Konventionelle Inszenierung

Auch die Inszenierung wirkt mit einer Dominanz von Schuss-Gegenschuss-Einstellungen wenig ausgefallen. Die traumatische Vergangenheit der Helden scheint in Rückblenden über kurze, aber wenig furchterregende Andeutungen auf.

Darüber hinaus gibt es in "Grâce à Dieu" entbehrliche Nebenfiguren. Und als würde nicht ohnehin schon viel zu viel geredet und relevante Fakten unnötig wiederholt, erhebt sich oftmals eine Stimme aus dem Off mit Zitaten aus den Korrespondenzen der realen Missbrauchsopfer. Weniger wäre mehr gewesen.

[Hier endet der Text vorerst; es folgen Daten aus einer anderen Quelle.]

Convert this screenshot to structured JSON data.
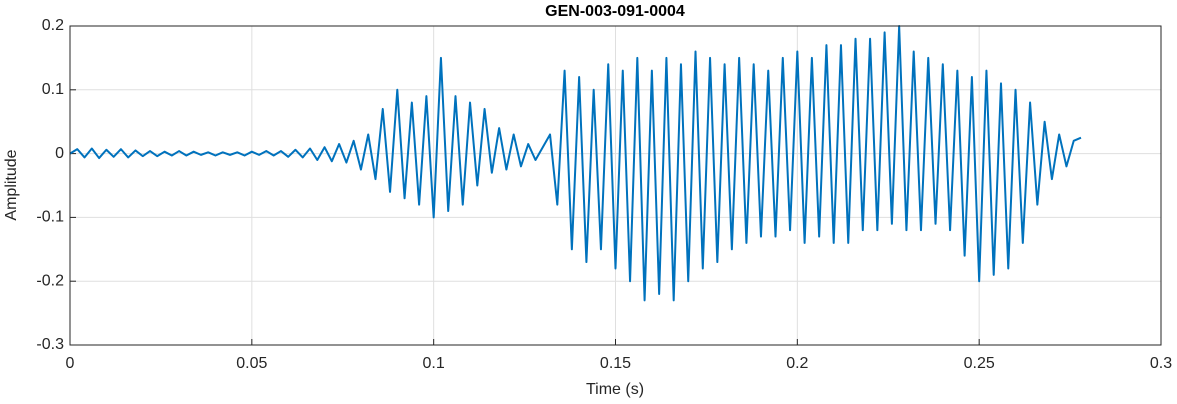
{
  "chart_data": {
    "type": "line",
    "title": "GEN-003-091-0004",
    "xlabel": "Time (s)",
    "ylabel": "Amplitude",
    "color": "#0072bd",
    "grid": true,
    "xlim": [
      0,
      0.3
    ],
    "ylim": [
      -0.3,
      0.2
    ],
    "xticks": [
      0,
      0.05,
      0.1,
      0.15,
      0.2,
      0.25,
      0.3
    ],
    "yticks": [
      -0.3,
      -0.2,
      -0.1,
      0,
      0.1,
      0.2
    ],
    "x": [
      0,
      0.002,
      0.004,
      0.006,
      0.008,
      0.01,
      0.012,
      0.014,
      0.016,
      0.018,
      0.02,
      0.022,
      0.024,
      0.026,
      0.028,
      0.03,
      0.032,
      0.034,
      0.036,
      0.038,
      0.04,
      0.042,
      0.044,
      0.046,
      0.048,
      0.05,
      0.052,
      0.054,
      0.056,
      0.058,
      0.06,
      0.062,
      0.064,
      0.066,
      0.068,
      0.07,
      0.072,
      0.074,
      0.076,
      0.078,
      0.08,
      0.082,
      0.084,
      0.086,
      0.088,
      0.09,
      0.092,
      0.094,
      0.096,
      0.098,
      0.1,
      0.102,
      0.104,
      0.106,
      0.108,
      0.11,
      0.112,
      0.114,
      0.116,
      0.118,
      0.12,
      0.122,
      0.124,
      0.126,
      0.128,
      0.13,
      0.132,
      0.134,
      0.136,
      0.138,
      0.14,
      0.142,
      0.144,
      0.146,
      0.148,
      0.15,
      0.152,
      0.154,
      0.156,
      0.158,
      0.16,
      0.162,
      0.164,
      0.166,
      0.168,
      0.17,
      0.172,
      0.174,
      0.176,
      0.178,
      0.18,
      0.182,
      0.184,
      0.186,
      0.188,
      0.19,
      0.192,
      0.194,
      0.196,
      0.198,
      0.2,
      0.202,
      0.204,
      0.206,
      0.208,
      0.21,
      0.212,
      0.214,
      0.216,
      0.218,
      0.22,
      0.222,
      0.224,
      0.226,
      0.228,
      0.23,
      0.232,
      0.234,
      0.236,
      0.238,
      0.24,
      0.242,
      0.244,
      0.246,
      0.248,
      0.25,
      0.252,
      0.254,
      0.256,
      0.258,
      0.26,
      0.262,
      0.264,
      0.266,
      0.268,
      0.27,
      0.272,
      0.274,
      0.276,
      0.278
    ],
    "values": [
      0,
      0.007,
      -0.006,
      0.008,
      -0.007,
      0.006,
      -0.005,
      0.007,
      -0.006,
      0.005,
      -0.004,
      0.004,
      -0.004,
      0.003,
      -0.003,
      0.004,
      -0.003,
      0.003,
      -0.002,
      0.002,
      -0.003,
      0.002,
      -0.002,
      0.002,
      -0.003,
      0.003,
      -0.002,
      0.004,
      -0.003,
      0.004,
      -0.005,
      0.006,
      -0.006,
      0.008,
      -0.01,
      0.01,
      -0.012,
      0.015,
      -0.014,
      0.02,
      -0.025,
      0.03,
      -0.04,
      0.07,
      -0.06,
      0.1,
      -0.07,
      0.08,
      -0.08,
      0.09,
      -0.1,
      0.15,
      -0.09,
      0.09,
      -0.08,
      0.08,
      -0.05,
      0.07,
      -0.03,
      0.04,
      -0.025,
      0.03,
      -0.02,
      0.015,
      -0.01,
      0.01,
      0.03,
      -0.08,
      0.13,
      -0.15,
      0.12,
      -0.17,
      0.1,
      -0.15,
      0.14,
      -0.18,
      0.13,
      -0.2,
      0.15,
      -0.23,
      0.13,
      -0.22,
      0.15,
      -0.23,
      0.14,
      -0.2,
      0.16,
      -0.18,
      0.15,
      -0.17,
      0.14,
      -0.15,
      0.15,
      -0.14,
      0.14,
      -0.13,
      0.13,
      -0.13,
      0.15,
      -0.12,
      0.16,
      -0.14,
      0.15,
      -0.13,
      0.17,
      -0.14,
      0.17,
      -0.14,
      0.18,
      -0.12,
      0.18,
      -0.12,
      0.19,
      -0.11,
      0.2,
      -0.12,
      0.16,
      -0.12,
      0.15,
      -0.11,
      0.14,
      -0.12,
      0.13,
      -0.16,
      0.12,
      -0.2,
      0.13,
      -0.19,
      0.11,
      -0.18,
      0.1,
      -0.14,
      0.08,
      -0.08,
      0.05,
      -0.04,
      0.03,
      -0.02,
      0.02,
      0.025
    ]
  }
}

Im Hinblick darauf, dass Papst Franziskus erst vor wenigen Tagen sexuellen Missbrauch bei Nonnen öffentlich einräumte, mag sich "Grâce à Dieu" vielleicht als der aktuellste Beitrag im Berlinale-Wettbewerb empfehlen. Damit gibt der scheidende Berlinale-Chef Dieter Kosslick noch einmal seinem politischen Anspruch Gewicht - gleichzusetzen mit großer Filmkunst ist dieser jedoch nicht.

Fazit: Ein zorniges, polemisches Statement zur unehrlichen, feigen Haltung des Vatikans gegenüber Opfern sexuellen Missbrauchs, das aber wenig unter die Haut geht.